Why should any of it?
He lays on the floor until the captain manages to find him in the morning, banging against the door and hollering for him to get up or die already. Bleary eyed, he sits and blinks in the now too bright light, and is disappointed to see die is once again not an option.
He finishes this run out on the trawler and makes it back to land on January fourth with a wad of cash and a deep ache in his bones.

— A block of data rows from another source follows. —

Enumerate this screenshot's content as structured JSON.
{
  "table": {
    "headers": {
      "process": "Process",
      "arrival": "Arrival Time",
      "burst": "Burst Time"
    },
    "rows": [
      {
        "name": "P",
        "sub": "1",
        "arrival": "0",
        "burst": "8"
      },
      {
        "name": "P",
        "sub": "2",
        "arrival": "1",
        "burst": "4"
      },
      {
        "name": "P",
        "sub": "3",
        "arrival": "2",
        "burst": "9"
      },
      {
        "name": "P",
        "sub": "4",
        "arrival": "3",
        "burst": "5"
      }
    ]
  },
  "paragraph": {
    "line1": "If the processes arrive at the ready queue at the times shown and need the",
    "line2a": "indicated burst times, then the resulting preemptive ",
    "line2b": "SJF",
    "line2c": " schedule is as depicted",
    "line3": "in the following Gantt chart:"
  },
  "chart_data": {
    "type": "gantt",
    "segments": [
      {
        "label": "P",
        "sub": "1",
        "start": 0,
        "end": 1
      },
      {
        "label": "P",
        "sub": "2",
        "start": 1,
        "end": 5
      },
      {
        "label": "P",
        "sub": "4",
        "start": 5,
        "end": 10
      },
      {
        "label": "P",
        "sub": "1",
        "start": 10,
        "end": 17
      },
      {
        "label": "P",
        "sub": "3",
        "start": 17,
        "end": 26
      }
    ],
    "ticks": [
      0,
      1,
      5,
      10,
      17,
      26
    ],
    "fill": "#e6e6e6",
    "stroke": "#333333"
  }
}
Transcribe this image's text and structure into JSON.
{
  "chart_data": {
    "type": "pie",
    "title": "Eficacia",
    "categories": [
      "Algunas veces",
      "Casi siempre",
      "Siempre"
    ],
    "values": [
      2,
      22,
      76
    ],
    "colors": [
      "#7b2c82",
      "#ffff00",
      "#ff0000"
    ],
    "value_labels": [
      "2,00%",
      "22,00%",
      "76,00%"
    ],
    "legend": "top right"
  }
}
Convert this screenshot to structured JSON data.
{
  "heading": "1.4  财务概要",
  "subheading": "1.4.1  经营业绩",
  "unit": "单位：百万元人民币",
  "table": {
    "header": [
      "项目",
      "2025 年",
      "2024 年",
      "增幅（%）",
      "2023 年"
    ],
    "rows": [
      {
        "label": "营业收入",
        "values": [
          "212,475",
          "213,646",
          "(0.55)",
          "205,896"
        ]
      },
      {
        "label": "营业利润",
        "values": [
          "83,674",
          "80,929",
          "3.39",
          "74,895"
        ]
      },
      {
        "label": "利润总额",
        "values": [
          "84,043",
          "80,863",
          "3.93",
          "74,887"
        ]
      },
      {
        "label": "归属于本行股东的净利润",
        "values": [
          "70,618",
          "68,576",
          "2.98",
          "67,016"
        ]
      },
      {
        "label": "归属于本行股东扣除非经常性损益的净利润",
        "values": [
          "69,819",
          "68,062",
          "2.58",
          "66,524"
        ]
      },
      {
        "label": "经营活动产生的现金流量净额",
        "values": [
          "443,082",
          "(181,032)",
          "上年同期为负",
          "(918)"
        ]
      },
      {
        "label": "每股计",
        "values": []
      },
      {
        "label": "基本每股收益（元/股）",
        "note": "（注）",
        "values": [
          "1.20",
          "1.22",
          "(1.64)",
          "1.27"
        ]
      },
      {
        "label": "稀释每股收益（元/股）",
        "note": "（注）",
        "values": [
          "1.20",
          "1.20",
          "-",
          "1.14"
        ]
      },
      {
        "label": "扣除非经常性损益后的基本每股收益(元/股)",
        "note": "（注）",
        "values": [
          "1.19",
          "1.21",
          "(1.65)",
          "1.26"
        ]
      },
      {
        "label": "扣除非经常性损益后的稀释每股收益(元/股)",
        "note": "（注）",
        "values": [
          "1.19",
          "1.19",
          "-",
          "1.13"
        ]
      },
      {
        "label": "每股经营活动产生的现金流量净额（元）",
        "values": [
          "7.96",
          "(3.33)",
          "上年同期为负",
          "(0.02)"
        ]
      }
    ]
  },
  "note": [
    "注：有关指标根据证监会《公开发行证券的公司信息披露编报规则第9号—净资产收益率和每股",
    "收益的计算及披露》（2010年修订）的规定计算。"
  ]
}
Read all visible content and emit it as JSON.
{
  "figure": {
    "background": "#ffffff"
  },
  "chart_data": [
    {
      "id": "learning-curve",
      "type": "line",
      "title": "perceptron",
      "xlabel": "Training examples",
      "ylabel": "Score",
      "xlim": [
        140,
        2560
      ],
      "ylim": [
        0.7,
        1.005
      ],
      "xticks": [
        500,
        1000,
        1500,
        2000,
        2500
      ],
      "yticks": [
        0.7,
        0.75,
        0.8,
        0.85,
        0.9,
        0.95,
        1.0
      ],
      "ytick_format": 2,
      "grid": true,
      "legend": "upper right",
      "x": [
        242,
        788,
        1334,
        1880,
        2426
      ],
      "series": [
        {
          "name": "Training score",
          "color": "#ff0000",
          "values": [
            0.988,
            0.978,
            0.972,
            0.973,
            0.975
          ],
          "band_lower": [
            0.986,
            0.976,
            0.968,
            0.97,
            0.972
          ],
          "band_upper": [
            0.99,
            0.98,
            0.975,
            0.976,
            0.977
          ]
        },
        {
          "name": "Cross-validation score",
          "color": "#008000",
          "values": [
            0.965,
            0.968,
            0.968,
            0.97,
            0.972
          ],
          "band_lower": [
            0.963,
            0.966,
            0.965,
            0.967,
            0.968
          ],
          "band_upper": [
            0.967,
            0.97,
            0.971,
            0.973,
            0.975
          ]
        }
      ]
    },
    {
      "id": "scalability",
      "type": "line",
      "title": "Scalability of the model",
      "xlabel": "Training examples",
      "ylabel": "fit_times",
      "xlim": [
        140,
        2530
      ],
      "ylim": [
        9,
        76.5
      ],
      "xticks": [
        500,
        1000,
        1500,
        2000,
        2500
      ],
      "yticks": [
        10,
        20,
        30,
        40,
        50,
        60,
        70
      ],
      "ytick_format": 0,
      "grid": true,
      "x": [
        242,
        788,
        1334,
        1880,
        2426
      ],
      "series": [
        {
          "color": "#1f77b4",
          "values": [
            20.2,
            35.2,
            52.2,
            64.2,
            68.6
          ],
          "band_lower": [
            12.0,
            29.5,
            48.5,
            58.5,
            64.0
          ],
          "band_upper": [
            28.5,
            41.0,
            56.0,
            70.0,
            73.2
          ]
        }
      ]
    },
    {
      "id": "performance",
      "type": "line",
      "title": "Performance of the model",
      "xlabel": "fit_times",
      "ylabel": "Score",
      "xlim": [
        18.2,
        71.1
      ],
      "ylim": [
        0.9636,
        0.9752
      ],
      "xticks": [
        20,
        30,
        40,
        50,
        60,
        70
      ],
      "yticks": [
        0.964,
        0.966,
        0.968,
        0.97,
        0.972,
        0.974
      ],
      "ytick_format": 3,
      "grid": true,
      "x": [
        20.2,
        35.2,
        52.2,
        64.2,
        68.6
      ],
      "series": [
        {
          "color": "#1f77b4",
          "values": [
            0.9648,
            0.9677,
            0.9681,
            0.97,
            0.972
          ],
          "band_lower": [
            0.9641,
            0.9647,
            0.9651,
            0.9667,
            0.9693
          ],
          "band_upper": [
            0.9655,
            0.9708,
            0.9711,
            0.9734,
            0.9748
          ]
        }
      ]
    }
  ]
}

The cash is new. The ache is not.
When he’s not on the water, he has a shitty excuse of a cabin he holes up in. A quick stop in the closest town to collect provisions, including the newspapers he has mailed all the way from Louisiana, and then back to seclusion until his latest paycheck or his booze runs out.
Whichever comes first.
When he’s finally settled in, the headline out of New Orleans plunges him back into 1995; back into a hot, humid summer where nothing good came of anything.
A dead woman in a field, a crown of antlers on her head. A messy spiral drawn down her back.
“But Reggie’s dead.” He is not aware he’s speaking as his eyes scan the pages. “Marty shot your methed up brains all over the place, we got you.”
As he reads, he latches onto the idea of a copycat, but no matter how much he wants to cling to that he knows it’s wrong. He knew it in 2002. He knew it when he quit CID, and he’s known it every night under the Alaskan stars.
He knows that knowing is why he came back to this god forsaken place at all. If he ran far enough and if he drank enough he could make himself forget. Forget the curse he brought upon himself, the curse he brings upon others. He told himself he was looking for peace but really he was looking for an easy out.
“Ain’t nothing in this life fucking easy boy, and you best learn that.” His father had once said, slamming a door in his face.
“Shit, pop,” he says softly, eyes still glued to the newspaper. “You always did bide your time for the ‘I told you so’s.”
The quickness with which he is able to dismantle and pack up six years of his life is unsurprising to him. Even still, it fills him with a type of melancholy he’s unsure how to place.
He chooses to blame it on his ever lasting hatred of the cold, and tells himself it’ll wear off when he’s finally in a warm climate again.
He tells himself a lot of things on the long trip back to Louisiana.
He knows better than to tell himself he believes any of it.